Türk düşmanlığıyla ünlenen ve sözde Ermeni soykırımının en azılı savunucularından, emperyalizmin maşalarından ABD’de Minnesota Üniversitesi Tarih Bölümü’nde görev yapan Taner Akçam, 9 Temmuz tarihinde sosyal medyada yazdığı “Acaba Kürt sorununun önündeki engel ‘Atatürk miti’ mi?” adlı yazısında 1923’ü hedef göstererek, yaşadığımız süreci anlatmıştır.
Yazısından bazı bölümlere bakmakta yarar var: “İçine girdiğimiz süreç “yeni bir kuruluş” sürecidir. Bahçeli birçok sefer bunu dile getirdi. Hatta Öcalan’ı da bu nedenle ‘kurucu önder’ olarak tanımladı. Şunu rahatlıkla ileri sürebiliriz: Kürt açılımı bu rejim içinde Kürt meselesini çözmek değil aslında yeni bir devlet kurma projesidir. Yani, 1923’te denenen ve tutmayan bir devlete son verme projesidir. Asıl hedef 1923’tür.
O halde ortada söz konusu olan ‘yıkma-kurma’ ikilemidir. Eski rejimi (1923) yıkma ve yeni rejimi kurma ancak ve ancak 1923’ün kurucu partisi CHP yıkılırsa veya sesini çıkartamayacak derecede ezilirse başarıya ulaşabilir. Bir başka deyişle, Erdoğan ve Bahçeli, doğrudan karşı çıkamıyor olsalar bile ‘Atatürk mitini’ aşmaya çalışmaktadırlar. Kürt meselesinin ‘Atatürk miti’ ile çözülemeyeceğini görmek o kadar zor mu?
Eğer söz konusu olan yeni bir kuruluş ise, seçimlerden çok daha önce konuşacağımız konu; “yeni kurucu anayasa” olacaktır. Ortada zaten böyle bir Anayasa taslağının var olduğu söyleniyor. Soru şu: vatandaşlığın yeniden tanımlandığı ve ‘hukuk devleti’ arayışında olan çevrelerin çok itiraz edemeyeceği bir taslak önümüze konursa ne yapacağız?”

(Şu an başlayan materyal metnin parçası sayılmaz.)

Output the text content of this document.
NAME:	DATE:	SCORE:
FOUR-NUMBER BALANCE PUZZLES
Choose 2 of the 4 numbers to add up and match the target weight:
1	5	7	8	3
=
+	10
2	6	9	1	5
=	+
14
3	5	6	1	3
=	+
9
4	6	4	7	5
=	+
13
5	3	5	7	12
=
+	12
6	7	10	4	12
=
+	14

Ülkemizin bir projeyle nasıl bölünmek istendiği, bunun için nasıl bir yol izleneceği açıklıkla görülmektedir. Ancak toplumun bunu henüz görememesi de en büyük sıkıntılarımızdandır.
9 Temmuz 2025 Perşembe günü PKK terör örgütünün bebek katilinin görüntülü açıklaması yayınlandı. Türk Ulusuna, binlerce yurttaşımızın katili terör örgütünün başındakinin açıklamaları dinletildi. Terör örgütünün başı Abdullah Öcalan “silahlı mücadeleyle ulaşmak istediğimiz hedeflere, TBMM kararıyla meşru yollardan ulaşacağız ve taleplerimiz yasalaştırılacak. TBMM’de yetkili ve kanunla kurulması düşünülen kapsamlı komisyon çalışması önemlidir” bağlamındaki açıklamalarıyla zafer kazanmış komutan edasındaydı. PKK terör örgütünün başına, bu konularda gerekli bilgi ve güvence de verildiği anlaşılmaktadır.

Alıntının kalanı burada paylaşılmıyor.